“Jika daerah dipimpin Penjabat selama 5 tahun, maka akan merugikan pembangunan dan tata kelola pemerintahan daerah, sebab Penjabat memiliki kewenangan yang terbatas dalam implementasinya bila dibandingkan kepala daerah definitif hasil Pilkada,” jelasnya.
Titi mencontohkan gelaran Pilkada Kota Makassar di 2018. Saat itu, kata dia, Pilkada dimenangkan oleh kotak kosong, sehingga KPU kembali menjadwalkan pilkada ulang di 2020.

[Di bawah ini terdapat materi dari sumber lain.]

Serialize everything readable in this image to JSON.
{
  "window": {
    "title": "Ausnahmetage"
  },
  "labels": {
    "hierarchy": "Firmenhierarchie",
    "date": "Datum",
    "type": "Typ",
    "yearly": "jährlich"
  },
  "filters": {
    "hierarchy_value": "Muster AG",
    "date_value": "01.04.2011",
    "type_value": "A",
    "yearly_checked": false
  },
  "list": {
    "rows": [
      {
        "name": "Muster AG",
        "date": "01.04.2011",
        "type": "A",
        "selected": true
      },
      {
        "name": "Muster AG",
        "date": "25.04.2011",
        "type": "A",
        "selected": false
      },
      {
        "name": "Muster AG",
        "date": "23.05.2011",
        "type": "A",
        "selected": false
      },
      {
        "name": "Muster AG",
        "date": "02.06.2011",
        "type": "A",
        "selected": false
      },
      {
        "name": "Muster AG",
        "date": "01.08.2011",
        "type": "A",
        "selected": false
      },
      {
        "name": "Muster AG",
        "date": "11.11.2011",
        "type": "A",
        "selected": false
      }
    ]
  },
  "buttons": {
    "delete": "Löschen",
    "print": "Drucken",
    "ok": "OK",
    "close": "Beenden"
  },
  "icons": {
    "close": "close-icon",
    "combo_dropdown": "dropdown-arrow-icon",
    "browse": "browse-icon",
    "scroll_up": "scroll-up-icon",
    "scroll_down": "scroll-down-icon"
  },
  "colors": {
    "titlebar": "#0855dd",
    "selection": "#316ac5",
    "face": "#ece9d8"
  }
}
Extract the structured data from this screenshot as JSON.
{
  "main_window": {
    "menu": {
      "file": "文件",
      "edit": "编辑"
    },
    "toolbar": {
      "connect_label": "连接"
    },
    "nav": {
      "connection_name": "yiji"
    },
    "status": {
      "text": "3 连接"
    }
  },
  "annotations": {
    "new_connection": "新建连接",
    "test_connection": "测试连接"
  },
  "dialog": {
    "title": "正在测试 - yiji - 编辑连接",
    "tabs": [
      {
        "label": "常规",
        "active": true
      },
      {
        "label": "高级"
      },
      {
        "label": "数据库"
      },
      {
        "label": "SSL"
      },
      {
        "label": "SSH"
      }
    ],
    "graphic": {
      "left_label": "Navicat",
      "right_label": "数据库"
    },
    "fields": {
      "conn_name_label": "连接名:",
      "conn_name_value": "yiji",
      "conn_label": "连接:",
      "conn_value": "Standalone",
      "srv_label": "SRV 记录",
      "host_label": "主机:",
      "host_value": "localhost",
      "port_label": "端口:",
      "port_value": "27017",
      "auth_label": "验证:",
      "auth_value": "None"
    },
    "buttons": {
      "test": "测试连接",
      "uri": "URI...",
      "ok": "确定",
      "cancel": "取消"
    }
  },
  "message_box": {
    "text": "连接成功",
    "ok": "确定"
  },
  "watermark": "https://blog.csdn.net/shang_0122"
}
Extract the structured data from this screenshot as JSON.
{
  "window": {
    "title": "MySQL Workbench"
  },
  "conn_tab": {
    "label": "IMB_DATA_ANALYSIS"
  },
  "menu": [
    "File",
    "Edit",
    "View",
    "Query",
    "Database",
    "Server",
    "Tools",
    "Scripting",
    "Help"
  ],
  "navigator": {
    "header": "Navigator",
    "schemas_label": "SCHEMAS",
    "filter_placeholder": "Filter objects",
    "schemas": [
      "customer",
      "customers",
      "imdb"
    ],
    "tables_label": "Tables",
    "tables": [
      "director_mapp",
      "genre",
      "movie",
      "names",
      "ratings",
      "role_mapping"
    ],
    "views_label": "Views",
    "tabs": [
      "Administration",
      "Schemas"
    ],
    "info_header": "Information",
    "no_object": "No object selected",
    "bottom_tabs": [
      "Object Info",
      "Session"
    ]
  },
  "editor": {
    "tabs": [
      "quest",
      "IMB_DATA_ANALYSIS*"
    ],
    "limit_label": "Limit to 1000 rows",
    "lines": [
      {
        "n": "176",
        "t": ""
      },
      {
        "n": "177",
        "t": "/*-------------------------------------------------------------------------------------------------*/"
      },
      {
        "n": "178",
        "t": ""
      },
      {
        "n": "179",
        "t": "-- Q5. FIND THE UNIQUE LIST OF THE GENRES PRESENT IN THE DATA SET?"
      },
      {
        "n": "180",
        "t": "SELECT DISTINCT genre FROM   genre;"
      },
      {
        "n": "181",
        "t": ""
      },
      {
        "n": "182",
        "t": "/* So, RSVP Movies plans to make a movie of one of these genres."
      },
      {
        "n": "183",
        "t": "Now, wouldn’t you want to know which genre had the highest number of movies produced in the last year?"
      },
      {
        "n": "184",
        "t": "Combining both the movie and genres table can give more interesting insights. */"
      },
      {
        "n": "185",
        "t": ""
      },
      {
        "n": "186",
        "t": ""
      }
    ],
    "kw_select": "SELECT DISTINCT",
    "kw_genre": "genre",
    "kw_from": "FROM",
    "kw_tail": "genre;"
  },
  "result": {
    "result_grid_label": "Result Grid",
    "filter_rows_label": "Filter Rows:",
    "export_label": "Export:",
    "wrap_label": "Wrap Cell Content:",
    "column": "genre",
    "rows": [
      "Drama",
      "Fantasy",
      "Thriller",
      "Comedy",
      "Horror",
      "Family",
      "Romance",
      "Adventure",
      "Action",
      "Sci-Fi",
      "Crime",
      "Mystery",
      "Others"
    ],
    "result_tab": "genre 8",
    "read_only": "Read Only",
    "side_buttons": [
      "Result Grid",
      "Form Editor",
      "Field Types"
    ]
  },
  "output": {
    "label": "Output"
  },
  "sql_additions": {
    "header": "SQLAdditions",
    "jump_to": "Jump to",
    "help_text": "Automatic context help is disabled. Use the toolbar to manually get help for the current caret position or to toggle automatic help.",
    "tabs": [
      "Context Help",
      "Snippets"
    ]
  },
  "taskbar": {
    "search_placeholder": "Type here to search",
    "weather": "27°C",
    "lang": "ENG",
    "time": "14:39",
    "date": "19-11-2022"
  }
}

Menurut Titi, hal itu telah sesuai dengan aturan yang ada, di mana dalam UU, penjadwalan Pilkada yang paling dekat ialah di 2020. Titi menyampaikan saat itu di 2019 terdapat Pemilu serentak, sehingga tidak dimungkinkan dilakukan Pilkada ulang pada 2019.
Lebih lanjut, Titi menyampaikan dalam UU Nomor 10 Tahun 2016, penjadwalan Pilkada serentak berhenti di 2024. Maka, seharusnya, Pilkada akan diulang kembali di tahun berikutnya.
“Ketika keserentakan Pilkada nasional sudah berlangsung sejak 2024, maka untuk Pilkada calon tunggal kalau kotak kosong yang menang, Pilkada akan diulang kembali pada tahun berikutnya sesuai bunyi Pasal 54D ayat (3) UU 10/2016 yang bunyinya sudah sangat terang benderang,” ujarnya.